Theaters, bioscopen en spektakelzalen

Aan het einde van de 17e eeuw en aan het begin van de 18e eeuw begint de geschiedenis van het theater in Brussel met de aankoop in 1698 door architect Jean-Paul Bombarda van het oude gebouw waar de munt werd geslagen. Hij omvormde dit gebouw in een hôtel de spectacle (toneelzaal). Vanaf 1705 worden opera’s en komedies afgespeeld, maar ook bals vinden er plaats. De Munt heeft echter in de loop van de achttiende eeuw een financieel chaotisch leven doorgemaakt. Pas met de wederopbouw van het gebouw tussen 1817 en 1819 is dit theater geleidelijk aan weer op gang getrokken. Op 25 augustus 1830 heeft de revolutie die tot de onafhankelijkheid van België leidde, gestalte gekregen tijdens de opera “La Muette de Portici”.

[De Munt, postkaart – bron: www.delcampe.net]

 

Het Théâtre Royal du Parc werd in 1782 door de gebroeders Bultos gebouwd en was eerst bestemd voor voorstellingen voor kinderen voordat die in de eerste helft van de 19e eeuw voor vaudeville, komische opera en melodrama plaatsmaakten. Samen met de bouw van dit theater creëert de gebroeders Bultos in het park de Vaux-Hall, waar concerten in de opgelucht worden gespeeld.

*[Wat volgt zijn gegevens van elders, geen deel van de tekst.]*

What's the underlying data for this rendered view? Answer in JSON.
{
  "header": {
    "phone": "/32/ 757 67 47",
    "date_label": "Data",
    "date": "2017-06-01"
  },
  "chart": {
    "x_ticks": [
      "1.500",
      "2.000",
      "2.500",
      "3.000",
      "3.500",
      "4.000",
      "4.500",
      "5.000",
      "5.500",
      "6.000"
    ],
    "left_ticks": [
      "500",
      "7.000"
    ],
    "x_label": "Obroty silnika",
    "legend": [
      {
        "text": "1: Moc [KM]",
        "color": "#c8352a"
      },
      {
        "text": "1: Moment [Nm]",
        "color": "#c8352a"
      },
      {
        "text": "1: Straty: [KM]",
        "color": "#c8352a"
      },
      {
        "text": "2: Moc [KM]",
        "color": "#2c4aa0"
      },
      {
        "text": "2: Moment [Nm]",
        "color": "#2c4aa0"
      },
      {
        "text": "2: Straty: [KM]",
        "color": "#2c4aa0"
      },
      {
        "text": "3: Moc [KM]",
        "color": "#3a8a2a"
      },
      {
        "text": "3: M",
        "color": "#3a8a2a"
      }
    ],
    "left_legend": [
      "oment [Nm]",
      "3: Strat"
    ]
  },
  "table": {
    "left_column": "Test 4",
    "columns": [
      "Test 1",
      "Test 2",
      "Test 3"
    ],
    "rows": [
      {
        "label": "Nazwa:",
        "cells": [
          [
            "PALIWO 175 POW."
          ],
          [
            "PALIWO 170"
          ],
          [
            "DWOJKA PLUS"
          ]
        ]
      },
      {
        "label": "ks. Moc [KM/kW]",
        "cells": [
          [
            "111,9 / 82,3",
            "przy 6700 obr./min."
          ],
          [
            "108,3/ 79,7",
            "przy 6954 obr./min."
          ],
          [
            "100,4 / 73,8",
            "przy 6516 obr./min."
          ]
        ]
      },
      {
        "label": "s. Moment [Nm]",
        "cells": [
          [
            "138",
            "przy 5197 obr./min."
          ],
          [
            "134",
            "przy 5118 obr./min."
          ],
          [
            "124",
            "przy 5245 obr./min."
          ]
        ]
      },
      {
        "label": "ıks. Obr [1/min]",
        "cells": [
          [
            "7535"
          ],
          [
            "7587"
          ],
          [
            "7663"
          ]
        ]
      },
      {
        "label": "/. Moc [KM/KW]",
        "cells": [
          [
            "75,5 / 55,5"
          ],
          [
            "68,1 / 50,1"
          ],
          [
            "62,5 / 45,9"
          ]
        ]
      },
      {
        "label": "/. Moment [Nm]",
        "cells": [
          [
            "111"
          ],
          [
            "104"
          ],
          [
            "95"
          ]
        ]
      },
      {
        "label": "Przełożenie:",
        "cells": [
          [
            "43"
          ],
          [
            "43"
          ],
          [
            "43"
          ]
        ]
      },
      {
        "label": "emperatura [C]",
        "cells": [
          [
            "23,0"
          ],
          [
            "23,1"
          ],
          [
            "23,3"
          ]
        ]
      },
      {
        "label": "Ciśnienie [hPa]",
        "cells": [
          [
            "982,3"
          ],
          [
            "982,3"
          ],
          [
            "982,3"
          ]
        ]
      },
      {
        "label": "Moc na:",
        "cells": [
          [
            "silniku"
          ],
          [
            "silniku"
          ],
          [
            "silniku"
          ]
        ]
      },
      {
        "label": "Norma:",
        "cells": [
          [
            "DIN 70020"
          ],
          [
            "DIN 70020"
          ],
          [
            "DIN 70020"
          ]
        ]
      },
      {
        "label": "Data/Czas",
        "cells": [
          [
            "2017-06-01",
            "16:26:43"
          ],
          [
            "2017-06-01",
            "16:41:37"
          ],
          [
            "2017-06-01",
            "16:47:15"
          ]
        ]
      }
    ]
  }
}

[Het Théâtre royal du Parc, postkaart – bron: www.delcampe.net]

 

In de 19e eeuw zijn er overal in de hoofdstad nieuwe theaters te zien, zoals het Théâtre Royal des Galeries (1847), het Alhambra (1874 – nu verdwenen) en de Koninklijke Vlaamse Schouwburg (KVS), een voormalig arsenaal dat in 1883 werd tot een theater volgens de plannen van architect Jean Baes omgevormd. We kunnen ook het kleine poppentheater van Toone vermelden, dat al sinds 1830 in bedrijf is. De gemeenten rond de Stad Brussel staan ook niet aan de zijlijn en men kon, bijvoorbeeld, naar Théâtre Molière in Elsene of naar Théâtre Lyrique in Schaarbeek gaan.

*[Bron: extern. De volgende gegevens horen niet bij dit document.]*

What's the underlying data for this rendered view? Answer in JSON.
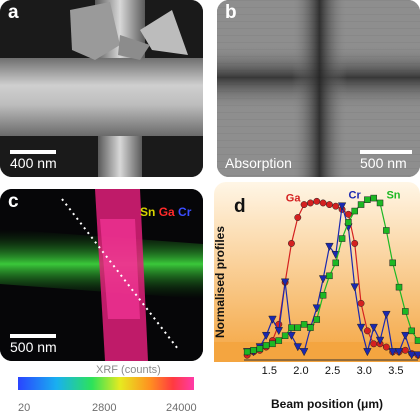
{
  "panel_a": {
    "letter": "a",
    "scale_label": "400 nm"
  },
  "panel_b": {
    "letter": "b",
    "mode_label": "Absorption",
    "scale_label": "500 nm"
  },
  "panel_c": {
    "letter": "c",
    "scale_label": "500 nm",
    "elements": [
      {
        "name": "Sn",
        "color": "#d8d400"
      },
      {
        "name": "Ga",
        "color": "#ff2a2a"
      },
      {
        "name": "Cr",
        "color": "#3a4dff"
      }
    ],
    "colorbar": {
      "title": "XRF (counts)",
      "ticks": [
        "20",
        "2800",
        "24000"
      ]
    }
  },
  "chart_data": {
    "type": "line",
    "panel_letter": "d",
    "xlabel": "Beam position (μm)",
    "ylabel": "Normalised profiles",
    "xlim": [
      1.1,
      3.85
    ],
    "ylim": [
      0,
      1.05
    ],
    "xticks": [
      "1.5",
      "2.0",
      "2.5",
      "3.0",
      "3.5"
    ],
    "series": [
      {
        "name": "Ga",
        "color": "#d42020",
        "marker": "circle",
        "x": [
          1.15,
          1.25,
          1.35,
          1.45,
          1.55,
          1.65,
          1.75,
          1.85,
          1.95,
          2.05,
          2.15,
          2.25,
          2.35,
          2.45,
          2.55,
          2.65,
          2.75,
          2.85,
          2.95,
          3.05,
          3.15,
          3.25,
          3.35,
          3.45,
          3.55,
          3.65,
          3.75,
          3.85
        ],
        "y": [
          0.03,
          0.05,
          0.06,
          0.08,
          0.12,
          0.22,
          0.48,
          0.72,
          0.88,
          0.96,
          0.97,
          0.98,
          0.97,
          0.96,
          0.95,
          0.93,
          0.9,
          0.72,
          0.35,
          0.18,
          0.1,
          0.1,
          0.08,
          0.05,
          0.05,
          0.06,
          0.04,
          0.03
        ]
      },
      {
        "name": "Cr",
        "color": "#1a28b0",
        "marker": "triangle-down",
        "x": [
          1.15,
          1.25,
          1.35,
          1.45,
          1.55,
          1.65,
          1.75,
          1.85,
          1.95,
          2.05,
          2.15,
          2.25,
          2.35,
          2.45,
          2.55,
          2.65,
          2.75,
          2.85,
          2.95,
          3.05,
          3.15,
          3.25,
          3.35,
          3.45,
          3.55,
          3.65,
          3.75,
          3.85
        ],
        "y": [
          0.05,
          0.05,
          0.08,
          0.15,
          0.25,
          0.18,
          0.48,
          0.15,
          0.08,
          0.05,
          0.2,
          0.32,
          0.5,
          0.7,
          0.65,
          0.95,
          0.82,
          0.45,
          0.2,
          0.05,
          0.2,
          0.12,
          0.28,
          0.05,
          0.05,
          0.15,
          0.03,
          0.03
        ]
      },
      {
        "name": "Sn",
        "color": "#1cb824",
        "marker": "square",
        "x": [
          1.15,
          1.25,
          1.35,
          1.45,
          1.55,
          1.65,
          1.75,
          1.85,
          1.95,
          2.05,
          2.15,
          2.25,
          2.35,
          2.45,
          2.55,
          2.65,
          2.75,
          2.85,
          2.95,
          3.05,
          3.15,
          3.25,
          3.35,
          3.45,
          3.55,
          3.65,
          3.75,
          3.85
        ],
        "y": [
          0.05,
          0.06,
          0.07,
          0.09,
          0.1,
          0.12,
          0.15,
          0.2,
          0.2,
          0.22,
          0.2,
          0.25,
          0.4,
          0.52,
          0.6,
          0.75,
          0.85,
          0.92,
          0.96,
          0.99,
          1.0,
          0.97,
          0.8,
          0.6,
          0.45,
          0.3,
          0.18,
          0.12
        ]
      }
    ]
  }
}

[De KVS, poskaart – bron: www.delcampe.net]

 

Terwijl de geschiedenis van het theater in Brussel al op het einde van de 17e eeuw begon  zou die van de bioscoop pas veel later in de annalen van de spektakelkunst volgen. De eerste openbare voorstelling van de cinematograaf vond plaats op 1 maart 1896 in de vroegere tijdingzaal van het liberale dagblad “La Chronique”, zoals een gedenkplaat in de Koningsgalerij nr. 7 eraan herinnert. Maandenlang was de zaal voorstelling na voorstelling uitverkocht en de toeloop was zo groot dat de toneelzaal Alcazar, het Palais dété, het Théâtre royal des Galeries en La Scala elk een vijf tot tien minuten durende filmvoorstelling programmeerden, die om het half uur werd vertoond. De bioscoop groeide uit tot een volwaardige vorm van vermaak en tegen 1920 telde Brussel al meer dan honderd bioscopen.

In het stadscentrum stond er tot 1925, op enkele uitzonderingen na, amper een gebouw dat deze nieuwe vorm van vrijetijdsbesteding volledig kon huisvesten. Doordat ze makkelijk in te richten waren en er weinig grond beschikbaar was, vonden bioscopen onderdak in spektakelzalen die een nieuwe bestemming kregen. Pas tijdens het interbellum verschenen de eerste architectuurwerken die uitsluitend aan de zevende kunst waren gewijd. Ze bleven echter deel uitmaken van reeds bestaande locaties langs druk bezochte assen zoals de centrale lanen. Met de opkomst van de geluidsfilm in de jaren 30 van de vorige eeuw waren zalen enkel bestemd voor filmvertoningen en ze boden soms plaats aan meer dan 3.000 mensen, rekening houdend met de toenmalige stedenbouwkundige voorschriften.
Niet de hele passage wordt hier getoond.